Mopria
- Formation: September 2013
- Founder: Canon, Hewlett-Packard, Samsung, and Xerox
- Type: Trade association
- Location: San Ramon, California;
- Website: mopria.org

= Mopria =

Printer and scanner industry association

Mopria Alliance Inc. is an American non-profit organization for technical standards related to printing and scanning.

The alliance was formed in September 2013 by Canon, Hewlett-Packard (now HP Inc.), Samsung, and Xerox. Other member organizations include Google, Microsoft, and Qualcomm.

The Mopria Alliance and its member companies have published certifications for mobile devices, mobile print accessories, and 9,000+ printer models from 24 brands, representing more than 120 million print devices in use today. More than 5 billion Android devices support Mopria through the Mopria Print Service and the Android Default Print Service, including Amazon Fire tablets running Fire OS 7 or higher. Microsoft has supported Mopria in Windows since Windows 10 version 1809.

==Organization==
The Mopria Alliance was formed as a Delaware non-profit membership corporation and operates as a 501(c)(6) nonprofit corporation. Representatives from member organizations can serve on the board of directors and the three primary working groups: technical, certification, and marketing.

Member companies include leading mobile device providers, software application vendors, printer and scanner manufacturers and OS providers:

- Adobe Inc.
- Alps Alpine Co.
- Brother Industries
- Canon Inc. (founder)
- Cirros Document Solutions
- DEX Imaging
- Epson
- Fiery
- Fujifilm Business Innovation
- HP Inc. (founder)
- Katun
- Konica Minolta
- Kyocera
- Lexmark
- LRS
- Microsoft
- OKI Data
- Pantum
- PaperCut
- Primax
- Qualcomm
- Ricoh
- Riso
- Samsung Electronics (founder)
- SOFHA
- Toshiba
- Tungsten Automation
- Vivo
- Xerox (founder)
- Y Soft

== Standards and products ==

=== Universal standards ===
Mopria Alliance develops Mopria, a set of industry standards which allow users to print and scan without requiring them to install device-specific applications or drivers. As of February 2026, more than 9,000 printer and MFP models work with Mopria, with more than 120 million units in use.

=== Mopria Print Service ===
The Mopria Print Service for Android was released to the Google Play Store in October 2014. It is a plug-in that enables printing from Android devices to Mopria certified printers and MFPs.

A client uses mDNS to automatically discover a printer through the local 802.11 wireless network. The printer must be connected to the network either wirelessly or with an Ethernet cable.

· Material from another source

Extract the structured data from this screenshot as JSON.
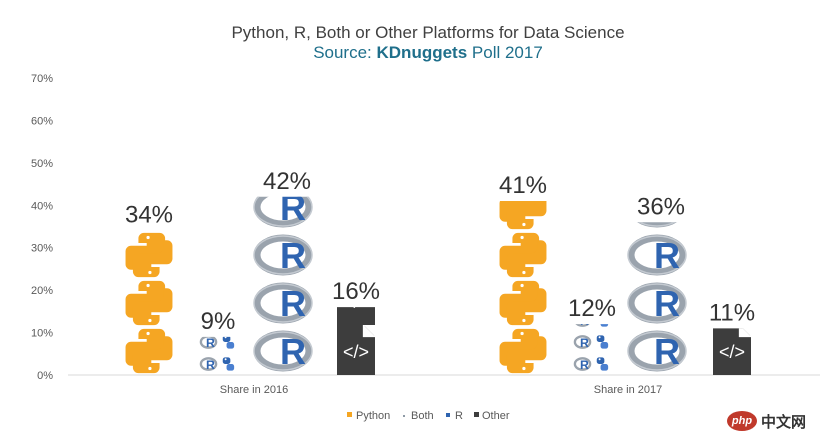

=== Windows support for Mopria certified printers ===
Microsoft began supporting Mopria certified network printers in Windows 10 version 1809, and would use Mopria if device-specific printer drivers were not available. Microsoft expanded support to all Mopria certified network and USB printers in Windows 10 21H2 and Windows 11. Windows 11 24H2 introduced Windows Protected Print Mode (WPP), an opt-in feature which disables third-party printer drivers and relies solely on the built-in Internet Printing Protocol (IPP) class driver; printers that don't support Mopria cannot be used in WPP mode.

Microsoft plans to stop distributing any third-party printer software via Windows Update on July 1, 2027. It recommends that printer makers that wish to offer enhanced functionality create UWP-based Printer Support Apps (PSAs), which can expand upon the Mopria-based IPP class driver that Microsoft includes in Windows.